Le référendum organisé dimanche en Grèce a rendu son verdict. Le "non" a obtenu la majorité des voix (61,31%) et l'on ne sait encore si ce résultat va conduire le pays à perdre sa place au sein de la zone euro. Ce qui est en revanche certains, c'est que la classe politique française s'est assez largement exprimée sur le sujet.

Des sorties qui ont pu exaspérer, pour certaines d'entre elles, le premier secrétaire du Parti socialiste (PS) Jean-Christophe Cambadélis. Lundi matin, au micro de France info, ce dernier a ainsi appelé à prendre garde à "ces déclarations à l'emporte-pièce" ainsi qu'au risque de n'avoir qu'une "vision économiste de la question européenne".

Cambadélis sur Sarkozy : "il s'est planté sur toute la ligne"

En citant le prédécesseur de François Hollande, qui avait notamment appelé, samedi, Alexis Tsipras à quitter son fauteuil de Premier ministre en cas de "oui "au référendum :  "J'ai en tête les déclarations de Nicolas Sarkozy qui sont d'une violence, vis-à-vis de la Grèce, insupportable. Il s'est planté sur toute la ligne, l'excité du bocal qui nous a conduit à la situation telle qu'elle est aujourd'hui.

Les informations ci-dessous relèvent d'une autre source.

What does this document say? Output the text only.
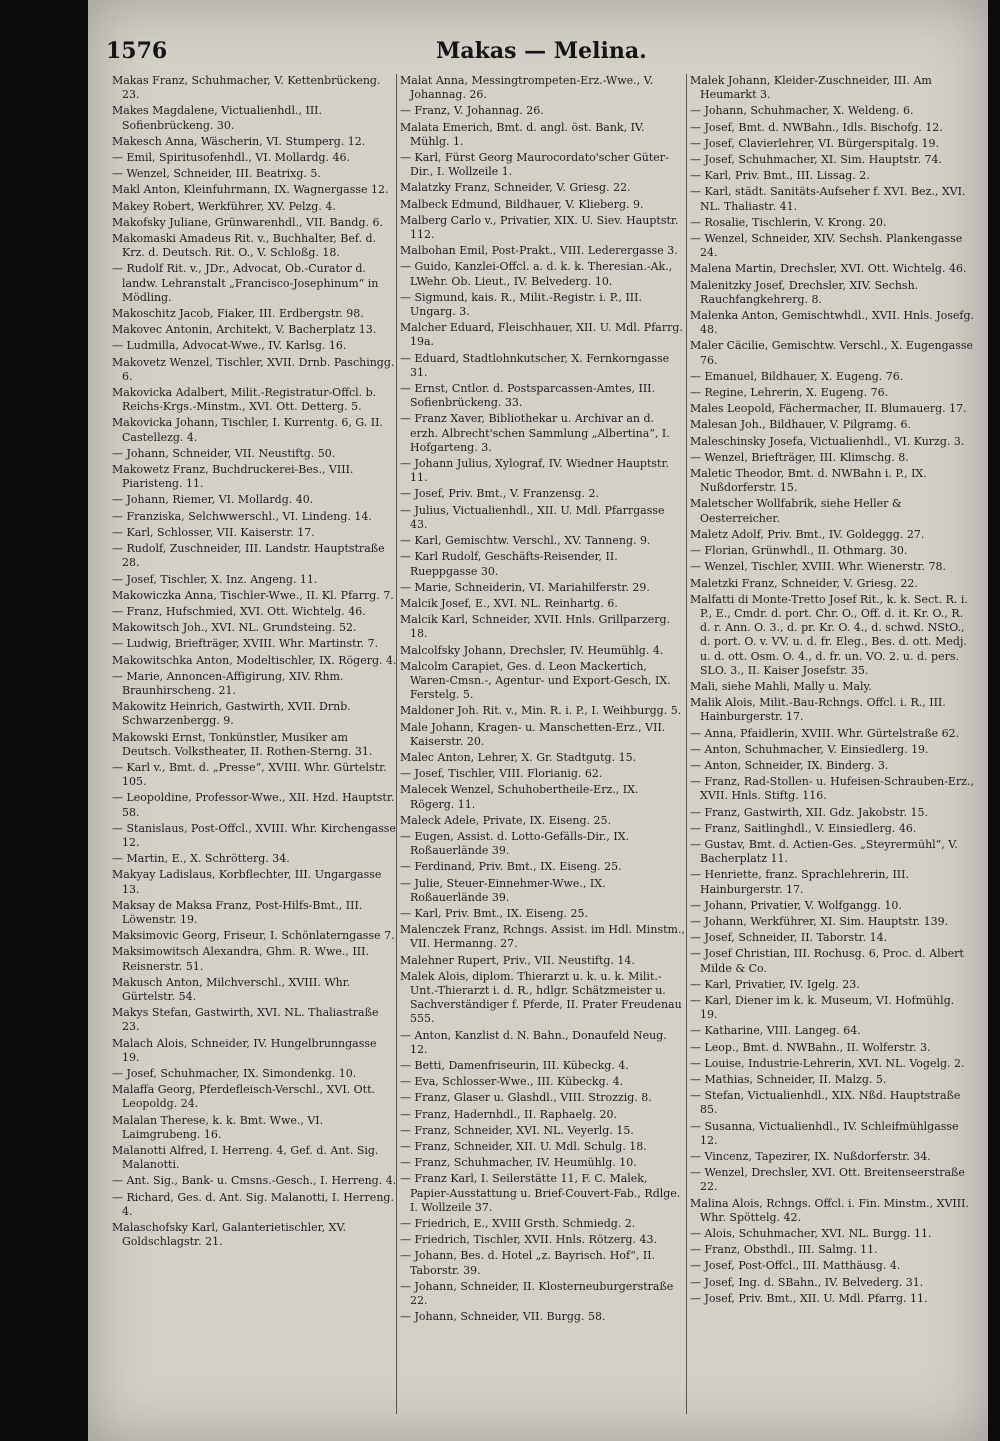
1576	Makas — Melina.
Makas Franz, Schuhmacher, V. Kettenbrückeng. 23.
Makes Magdalene, Victualienhdl., III. Sofienbrückeng. 30.
Makesch Anna, Wäscherin, VI. Stumperg. 12.
— Emil, Spiritusofenhdl., VI. Mollardg. 46.
— Wenzel, Schneider, III. Beatrixg. 5.
Makl Anton, Kleinfuhrmann, IX. Wagnergasse 12.
Makey Robert, Werkführer, XV. Pelzg. 4.
Makofsky Juliane, Grünwarenhdl., VII. Bandg. 6.
Makomaski Amadeus Rit. v., Buchhalter, Bef. d. Krz. d. Deutsch. Rit. O., V. Schloßg. 18.
— Rudolf Rit. v., JDr., Advocat, Ob.-Curator d. landw. Lehranstalt „Francisco-Josephinum“ in Mödling.
Makoschitz Jacob, Fiaker, III. Erdbergstr. 98.
Makovec Antonin, Architekt, V. Bacherplatz 13.
— Ludmilla, Advocat-Wwe., IV. Karlsg. 16.
Makovetz Wenzel, Tischler, XVII. Drnb. Paschingg. 6.
Makovicka Adalbert, Milit.-Registratur-Offcl. b. Reichs-Krgs.-Minstm., XVI. Ott. Detterg. 5.
Makovicka Johann, Tischler, I. Kurrentg. 6, G. II. Castellezg. 4.
— Johann, Schneider, VII. Neustiftg. 50.
Makowetz Franz, Buchdruckerei-Bes., VIII. Piaristeng. 11.
— Johann, Riemer, VI. Mollardg. 40.
— Franziska, Selchwwerschl., VI. Lindeng. 14.
— Karl, Schlosser, VII. Kaiserstr. 17.
— Rudolf, Zuschneider, III. Landstr. Hauptstraße 28.
— Josef, Tischler, X. Inz. Angeng. 11.
Makowiczka Anna, Tischler-Wwe., II. Kl. Pfarrg. 7.
— Franz, Hufschmied, XVI. Ott. Wichtelg. 46.
Makowitsch Joh., XVI. NL. Grundsteing. 52.
— Ludwig, Briefträger, XVIII. Whr. Martinstr. 7.
Makowitschka Anton, Modeltischler, IX. Rögerg. 4.
— Marie, Annoncen-Affigirung, XIV. Rhm. Braunhirscheng. 21.
Makowitz Heinrich, Gastwirth, XVII. Drnb. Schwarzenbergg. 9.
Makowski Ernst, Tonkünstler, Musiker am Deutsch. Volkstheater, II. Rothen-Sterng. 31.
— Karl v., Bmt. d. „Presse“, XVIII. Whr. Gürtelstr. 105.
— Leopoldine, Professor-Wwe., XII. Hzd. Hauptstr. 58.
— Stanislaus, Post-Offcl., XVIII. Whr. Kirchengasse 12.
— Martin, E., X. Schrötterg. 34.
Makyay Ladislaus, Korbflechter, III. Ungargasse 13.
Maksay de Maksa Franz, Post-Hilfs-Bmt., III. Löwenstr. 19.
Maksimovic Georg, Friseur, I. Schönlaterngasse 7.
Maksimowitsch Alexandra, Ghm. R. Wwe., III. Reisnerstr. 51.
Makusch Anton, Milchverschl., XVIII. Whr. Gürtelstr. 54.
Makys Stefan, Gastwirth, XVI. NL. Thaliastraße 23.
Malach Alois, Schneider, IV. Hungelbrunngasse 19.
— Josef, Schuhmacher, IX. Simondenkg. 10.
Malaffa Georg, Pferdefleisch-Verschl., XVI. Ott. Leopoldg. 24.
Malalan Therese, k. k. Bmt. Wwe., VI. Laimgrubeng. 16.
Malanotti Alfred, I. Herreng. 4, Gef. d. Ant. Sig. Malanotti.
— Ant. Sig., Bank- u. Cmsns.-Gesch., I. Herreng. 4.
— Richard, Ges. d. Ant. Sig. Malanotti, I. Herreng. 4.
Malaschofsky Karl, Galanterietischler, XV. Goldschlagstr. 21.
Malat Anna, Messingtrompeten-Erz.-Wwe., V. Johannag. 26.
— Franz, V. Johannag. 26.
Malata Emerich, Bmt. d. angl. öst. Bank, IV. Mühlg. 1.
— Karl, Fürst Georg Maurocordato'scher Güter-Dir., I. Wollzeile 1.
Malatzky Franz, Schneider, V. Griesg. 22.
Malbeck Edmund, Bildhauer, V. Klieberg. 9.
Malberg Carlo v., Privatier, XIX. U. Siev. Hauptstr. 112.
Malbohan Emil, Post-Prakt., VIII. Lederergasse 3.
— Guido, Kanzlei-Offcl. a. d. k. k. Theresian.-Ak., LWehr. Ob. Lieut., IV. Belvederg. 10.
— Sigmund, kais. R., Milit.-Registr. i. P., III. Ungarg. 3.
Malcher Eduard, Fleischhauer, XII. U. Mdl. Pfarrg. 19a.
— Eduard, Stadtlohnkutscher, X. Fernkorngasse 31.
— Ernst, Cntlor. d. Postsparcassen-Amtes, III. Sofienbrückeng. 33.
— Franz Xaver, Bibliothekar u. Archivar an d. erzh. Albrecht'schen Sammlung „Albertina“, I. Hofgarteng. 3.
— Johann Julius, Xylograf, IV. Wiedner Hauptstr. 11.
— Josef, Priv. Bmt., V. Franzensg. 2.
— Julius, Victualienhdl., XII. U. Mdl. Pfarrgasse 43.
— Karl, Gemischtw. Verschl., XV. Tanneng. 9.
— Karl Rudolf, Geschäfts-Reisender, II. Rueppgasse 30.
— Marie, Schneiderin, VI. Mariahilferstr. 29.
Malcik Josef, E., XVI. NL. Reinhartg. 6.
Malcik Karl, Schneider, XVII. Hnls. Grillparzerg. 18.
Malcolfsky Johann, Drechsler, IV. Heumühlg. 4.
Malcolm Carapiet, Ges. d. Leon Mackertich, Waren-Cmsn.-, Agentur- und Export-Gesch, IX. Ferstelg. 5.
Maldoner Joh. Rit. v., Min. R. i. P., I. Weihburgg. 5.
Male Johann, Kragen- u. Manschetten-Erz., VII. Kaiserstr. 20.
Malec Anton, Lehrer, X. Gr. Stadtgutg. 15.
— Josef, Tischler, VIII. Florianig. 62.
Malecek Wenzel, Schuhobertheile-Erz., IX. Rögerg. 11.
Maleck Adele, Private, IX. Eiseng. 25.
— Eugen, Assist. d. Lotto-Gefälls-Dir., IX. Roßauerlände 39.
— Ferdinand, Priv. Bmt., IX. Eiseng. 25.
— Julie, Steuer-Einnehmer-Wwe., IX. Roßauerlände 39.
— Karl, Priv. Bmt., IX. Eiseng. 25.
Malenczek Franz, Rchngs. Assist. im Hdl. Minstm., VII. Hermanng. 27.
Malehner Rupert, Priv., VII. Neustiftg. 14.
Malek Alois, diplom. Thierarzt u. k. u. k. Milit.-Unt.-Thierarzt i. d. R., hdlgr. Schätzmeister u. Sachverständiger f. Pferde, II. Prater Freudenau 555.
— Anton, Kanzlist d. N. Bahn., Donaufeld Neug. 12.
— Betti, Damenfriseurin, III. Kübeckg. 4.
— Eva, Schlosser-Wwe., III. Kübeckg. 4.
— Franz, Glaser u. Glashdl., VIII. Strozzig. 8.
— Franz, Hadernhdl., II. Raphaelg. 20.
— Franz, Schneider, XVI. NL. Veyerlg. 15.
— Franz, Schneider, XII. U. Mdl. Schulg. 18.
— Franz, Schuhmacher, IV. Heumühlg. 10.
— Franz Karl, I. Seilerstätte 11, F. C. Malek, Papier-Ausstattung u. Brief-Couvert-Fab., Rdlge. I. Wollzeile 37.
— Friedrich, E., XVIII Grsth. Schmiedg. 2.
— Friedrich, Tischler, XVII. Hnls. Rötzerg. 43.
— Johann, Bes. d. Hotel „z. Bayrisch. Hof“, II. Taborstr. 39.
— Johann, Schneider, II. Klosterneuburgerstraße 22.
— Johann, Schneider, VII. Burgg. 58.
Malek Johann, Kleider-Zuschneider, III. Am Heumarkt 3.
— Johann, Schuhmacher, X. Weldeng. 6.
— Josef, Bmt. d. NWBahn., Idls. Bischofg. 12.
— Josef, Clavierlehrer, VI. Bürgerspitalg. 19.
— Josef, Schuhmacher, XI. Sim. Hauptstr. 74.
— Karl, Priv. Bmt., III. Lissag. 2.
— Karl, städt. Sanitäts-Aufseher f. XVI. Bez., XVI. NL. Thaliastr. 41.
— Rosalie, Tischlerin, V. Krong. 20.
— Wenzel, Schneider, XIV. Sechsh. Plankengasse 24.
Malena Martin, Drechsler, XVI. Ott. Wichtelg. 46.
Malenitzky Josef, Drechsler, XIV. Sechsh. Rauchfangkehrerg. 8.
Malenka Anton, Gemischtwhdl., XVII. Hnls. Josefg. 48.
Maler Cäcilie, Gemischtw. Verschl., X. Eugengasse 76.
— Emanuel, Bildhauer, X. Eugeng. 76.
— Regine, Lehrerin, X. Eugeng. 76.
Males Leopold, Fächermacher, II. Blumauerg. 17.
Malesan Joh., Bildhauer, V. Pilgramg. 6.
Maleschinsky Josefa, Victualienhdl., VI. Kurzg. 3.
— Wenzel, Briefträger, III. Klimschg. 8.
Maletic Theodor, Bmt. d. NWBahn i. P., IX. Nußdorferstr. 15.
Maletscher Wollfabrik, siehe Heller & Oesterreicher.
Maletz Adolf, Priv. Bmt., IV. Goldeggg. 27.
— Florian, Grünwhdl., II. Othmarg. 30.
— Wenzel, Tischler, XVIII. Whr. Wienerstr. 78.
Maletzki Franz, Schneider, V. Griesg. 22.
Malfatti di Monte-Tretto Josef Rit., k. k. Sect. R. i. P., E., Cmdr. d. port. Chr. O., Off. d. it. Kr. O., R. d. r. Ann. O. 3., d. pr. Kr. O. 4., d. schwd. NStO., d. port. O. v. VV. u. d. fr. Eleg., Bes. d. ott. Medj. u. d. ott. Osm. O. 4., d. fr. un. VO. 2. u. d. pers. SLO. 3., II. Kaiser Josefstr. 35.
Mali, siehe Mahli, Mally u. Maly.
Malik Alois, Milit.-Bau-Rchngs. Offcl. i. R., III. Hainburgerstr. 17.
— Anna, Pfaidlerin, XVIII. Whr. Gürtelstraße 62.
— Anton, Schuhmacher, V. Einsiedlerg. 19.
— Anton, Schneider, IX. Binderg. 3.
— Franz, Rad-Stollen- u. Hufeisen-Schrauben-Erz., XVII. Hnls. Stiftg. 116.
— Franz, Gastwirth, XII. Gdz. Jakobstr. 15.
— Franz, Saitlinghdl., V. Einsiedlerg. 46.
— Gustav, Bmt. d. Actien-Ges. „Steyrermühl“, V. Bacherplatz 11.
— Henriette, franz. Sprachlehrerin, III. Hainburgerstr. 17.
— Johann, Privatier, V. Wolfgangg. 10.
— Johann, Werkführer, XI. Sim. Hauptstr. 139.
— Josef, Schneider, II. Taborstr. 14.
— Josef Christian, III. Rochusg. 6, Proc. d. Albert Milde & Co.
— Karl, Privatier, IV. Igelg. 23.
— Karl, Diener im k. k. Museum, VI. Hofmühlg. 19.
— Katharine, VIII. Langeg. 64.
— Leop., Bmt. d. NWBahn., II. Wolferstr. 3.
— Louise, Industrie-Lehrerin, XVI. NL. Vogelg. 2.
— Mathias, Schneider, II. Malzg. 5.
— Stefan, Victualienhdl., XIX. Nßd. Hauptstraße 85.
— Susanna, Victualienhdl., IV. Schleifmühlgasse 12.
— Vincenz, Tapezirer, IX. Nußdorferstr. 34.
— Wenzel, Drechsler, XVI. Ott. Breitenseerstraße 22.
Malina Alois, Rchngs. Offcl. i. Fin. Minstm., XVIII. Whr. Spöttelg. 42.
— Alois, Schuhmacher, XVI. NL. Burgg. 11.
— Franz, Obsthdl., III. Salmg. 11.
— Josef, Post-Offcl., III. Matthäusg. 4.
— Josef, Ing. d. SBahn., IV. Belvederg. 31.
— Josef, Priv. Bmt., XII. U. Mdl. Pfarrg. 11.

Parce que c'est lui qui a refusé le référendum sur l'Europe là, proposé par Papandréou [ndlr : ancien Premier ministre grec] en son temps."

Référendum en Grèce : le premier secrétaire du PS veut un "compromis"

En 2011, Nicolas Sarkozy était ainsi apparu consterné de l'annonce d'un référendum en Grèce, lui qui pensait alors le problème de la faillite grecque derrière lui après la tenue d'un conseil européen qui était censé clore la question. Enfin, considérant que de par leur "non" exprimé dimanche, les Grecs n'ont pas voté contre l'Europe, Jean-Christophe Cambadélis souhaite privilégier "une solution avec un compromis plutôt qu'une éviction en catimini".